Thomas is probing a theological axiom of the impassibility and immutability of God. He is imagining what it must mean that human prayers come from a swell in the deep oceans of humanity in extremis, and they rise and fall, rise and fall, wave on wave, on the long shore of God, not for a few hours but for eternity. Written like that, in prosaic clauses Thomas's speculative theology is startling enough.
But written in the cadences of this poem, those closing lines evoke that strangest of responses, our sympathy for God, who is awake in the night hours, receiving into the reality of who God is, endless waves of human longing, rising and falling, originating in those Atlantic depths of existence beyond human telling, where hope and despair, love and loss, comfort and terror become waves which break on the shoreline of God's eternity.
"There are nights that are so still...". Psalm 121 is a night Psalm, and has a similar image: "He who guards Israel will neither slumber nor sleep." But Thomas has taken that affirmative confident confession of faith to a different level of meaning. This "Other" is, like Thomas himself, unable to sleep; or perhaps unwilling, because letting "our prayers break on him", allowing human longing, desire and need to matter.
Then there are these words, written by P. T. Forsyth,2 another pastor theologian impatient with lazy thought and easy answers : "God has old prayers of yours maturing by him...we shall come one day to a heaven where we shall gratefully know that God's great refusals were sometimes the truest answers to our truest prayer. Our soul is fulfilled if our petition is not."3 I think Thomas might have raised an eyebrow at such spiritual confidence, perhaps because Forsyth had pushed too far in imagination into the mind of God, and beyond the mystery of prayers apparently unanswered.
That in turn may be because as well as having a reputation as one of the best read British theologians in contemporary German theology and philosophy, Forsyth was also a deep reader of the Puritan Thomas Goodwin. In one of his treatises, Goodwin has a passage in which he likens God's faithfulness in answering prayer to the conscientious correspondent who keeps his friend's letters in a conspicuous place until they are answered. Forsyth interpreted the silence of God as neither absence nor indifference to those waves of prayer, but as the wise intentions of love, requiring patience and trust while acknowledging the frustrations of delayed response .

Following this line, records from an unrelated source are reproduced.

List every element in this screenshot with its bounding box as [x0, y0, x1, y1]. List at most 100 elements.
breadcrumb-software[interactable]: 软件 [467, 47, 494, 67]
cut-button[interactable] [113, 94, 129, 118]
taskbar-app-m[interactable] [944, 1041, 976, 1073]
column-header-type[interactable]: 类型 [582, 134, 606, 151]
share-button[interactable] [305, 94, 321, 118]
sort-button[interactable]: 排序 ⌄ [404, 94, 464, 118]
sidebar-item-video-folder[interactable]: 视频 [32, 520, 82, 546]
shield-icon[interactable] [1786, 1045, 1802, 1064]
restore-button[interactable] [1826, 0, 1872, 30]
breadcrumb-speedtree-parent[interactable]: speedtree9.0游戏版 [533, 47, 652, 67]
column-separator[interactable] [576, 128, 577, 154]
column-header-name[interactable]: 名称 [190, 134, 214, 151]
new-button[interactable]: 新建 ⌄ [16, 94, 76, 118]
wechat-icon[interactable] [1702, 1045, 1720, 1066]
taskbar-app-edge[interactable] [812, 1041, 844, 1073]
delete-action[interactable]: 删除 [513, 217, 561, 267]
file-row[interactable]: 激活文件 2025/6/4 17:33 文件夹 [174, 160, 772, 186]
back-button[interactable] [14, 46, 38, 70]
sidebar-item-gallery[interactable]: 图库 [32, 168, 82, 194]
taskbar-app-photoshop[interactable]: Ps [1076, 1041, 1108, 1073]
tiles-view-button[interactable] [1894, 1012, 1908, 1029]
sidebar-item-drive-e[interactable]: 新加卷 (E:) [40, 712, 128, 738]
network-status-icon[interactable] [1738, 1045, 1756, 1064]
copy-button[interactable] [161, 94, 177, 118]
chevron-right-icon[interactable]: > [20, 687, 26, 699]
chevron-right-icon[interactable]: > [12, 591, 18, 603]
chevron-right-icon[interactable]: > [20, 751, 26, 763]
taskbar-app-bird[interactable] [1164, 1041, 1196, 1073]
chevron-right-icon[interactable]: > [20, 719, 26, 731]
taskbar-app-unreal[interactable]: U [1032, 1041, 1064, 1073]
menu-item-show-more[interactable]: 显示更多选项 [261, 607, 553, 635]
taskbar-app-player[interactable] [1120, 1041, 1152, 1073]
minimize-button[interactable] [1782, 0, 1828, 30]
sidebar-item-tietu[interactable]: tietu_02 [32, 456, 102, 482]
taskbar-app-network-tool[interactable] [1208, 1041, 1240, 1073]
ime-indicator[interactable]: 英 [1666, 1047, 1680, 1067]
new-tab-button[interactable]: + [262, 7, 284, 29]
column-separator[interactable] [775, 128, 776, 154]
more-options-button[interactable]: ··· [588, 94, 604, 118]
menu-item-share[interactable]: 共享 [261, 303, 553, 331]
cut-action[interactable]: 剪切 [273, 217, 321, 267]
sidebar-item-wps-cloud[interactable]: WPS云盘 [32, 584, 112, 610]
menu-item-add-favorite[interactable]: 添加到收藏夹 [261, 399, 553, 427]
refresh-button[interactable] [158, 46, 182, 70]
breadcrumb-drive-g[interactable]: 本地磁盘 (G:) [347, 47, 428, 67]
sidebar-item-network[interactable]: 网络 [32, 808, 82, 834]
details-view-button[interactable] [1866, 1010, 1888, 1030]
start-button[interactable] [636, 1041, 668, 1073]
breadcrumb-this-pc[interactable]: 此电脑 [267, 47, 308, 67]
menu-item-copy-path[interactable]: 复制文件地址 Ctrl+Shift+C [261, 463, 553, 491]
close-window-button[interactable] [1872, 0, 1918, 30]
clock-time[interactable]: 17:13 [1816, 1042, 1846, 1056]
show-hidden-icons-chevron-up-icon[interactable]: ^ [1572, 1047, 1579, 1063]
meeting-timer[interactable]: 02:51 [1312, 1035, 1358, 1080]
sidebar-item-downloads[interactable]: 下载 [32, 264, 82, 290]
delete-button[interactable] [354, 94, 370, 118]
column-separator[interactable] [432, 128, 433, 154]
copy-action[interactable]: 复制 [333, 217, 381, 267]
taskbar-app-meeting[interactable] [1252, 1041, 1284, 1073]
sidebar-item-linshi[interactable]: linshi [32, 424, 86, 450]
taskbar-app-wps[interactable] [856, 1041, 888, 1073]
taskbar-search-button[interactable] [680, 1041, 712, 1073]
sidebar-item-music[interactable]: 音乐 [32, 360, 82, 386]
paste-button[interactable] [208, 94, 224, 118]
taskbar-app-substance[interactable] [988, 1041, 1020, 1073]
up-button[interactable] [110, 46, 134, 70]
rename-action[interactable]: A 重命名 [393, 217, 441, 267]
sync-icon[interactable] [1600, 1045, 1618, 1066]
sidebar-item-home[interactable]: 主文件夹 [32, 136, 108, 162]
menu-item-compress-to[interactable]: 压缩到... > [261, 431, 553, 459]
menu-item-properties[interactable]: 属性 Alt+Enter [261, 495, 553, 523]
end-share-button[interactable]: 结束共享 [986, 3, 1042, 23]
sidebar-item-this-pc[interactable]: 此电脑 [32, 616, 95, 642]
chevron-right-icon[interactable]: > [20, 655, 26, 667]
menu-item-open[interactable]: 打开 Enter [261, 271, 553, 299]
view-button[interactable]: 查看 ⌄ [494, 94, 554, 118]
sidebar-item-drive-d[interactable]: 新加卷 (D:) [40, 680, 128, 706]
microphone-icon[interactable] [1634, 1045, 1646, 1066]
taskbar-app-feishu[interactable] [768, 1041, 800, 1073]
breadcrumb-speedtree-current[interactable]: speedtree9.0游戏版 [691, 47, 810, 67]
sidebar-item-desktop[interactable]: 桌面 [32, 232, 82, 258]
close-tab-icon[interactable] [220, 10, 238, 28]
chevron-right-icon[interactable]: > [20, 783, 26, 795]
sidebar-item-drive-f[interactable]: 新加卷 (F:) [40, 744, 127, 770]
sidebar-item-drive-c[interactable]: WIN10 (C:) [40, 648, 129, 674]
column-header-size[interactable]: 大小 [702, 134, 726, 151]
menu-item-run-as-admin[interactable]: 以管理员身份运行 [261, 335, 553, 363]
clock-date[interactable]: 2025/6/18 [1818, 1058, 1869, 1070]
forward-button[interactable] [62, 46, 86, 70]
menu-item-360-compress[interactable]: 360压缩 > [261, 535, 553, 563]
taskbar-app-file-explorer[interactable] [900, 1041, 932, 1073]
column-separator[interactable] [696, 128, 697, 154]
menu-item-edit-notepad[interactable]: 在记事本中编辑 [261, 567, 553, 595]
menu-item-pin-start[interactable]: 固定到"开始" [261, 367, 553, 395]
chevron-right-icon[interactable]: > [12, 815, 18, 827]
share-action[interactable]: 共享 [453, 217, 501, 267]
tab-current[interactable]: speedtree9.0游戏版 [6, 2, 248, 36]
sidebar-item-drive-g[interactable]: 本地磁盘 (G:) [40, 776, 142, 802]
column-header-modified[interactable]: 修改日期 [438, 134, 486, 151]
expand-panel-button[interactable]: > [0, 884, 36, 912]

Thomas refuses such comforting analogies. The two note call of the little owl, the bark of the fox from miles away, imitate the heart hunger of the human lying awake in restless longing. And as counterpoint, the poem finishes with a cyclic climax.God's willing enduring of wave upon wave of prayers is not for hours, or days, but for eternity. Love is eternally vigilant, eternally enduring, eternally willing to bear the prayers of a broken creation. The rhythms of prayer and the waves of grace coincide, and break on the shores of eternity and upon the heart of "that other being, too..."
1. The photo of the little owl in flight is from the website Bird Spot. https://www.birdspot.co.uk/bird-identification/little-owl The photo of the sea was taken at Aberdeen beach beside the breakwaters on a winter morning!
2. P. T. Forsyth was a polymath, fully immersed in contemporary intellectual and artistic culture. Born in Aberdeen in 1848. he became Principal of the Congregational College in London. His writings form a remarkable corpus of passionate theology written with urgency to the church of his day always circling round his core conviction that God is holy love.
3. P. T. Forsyth, The Soul of Prayer. Independent Press, 1949, p.67, 14.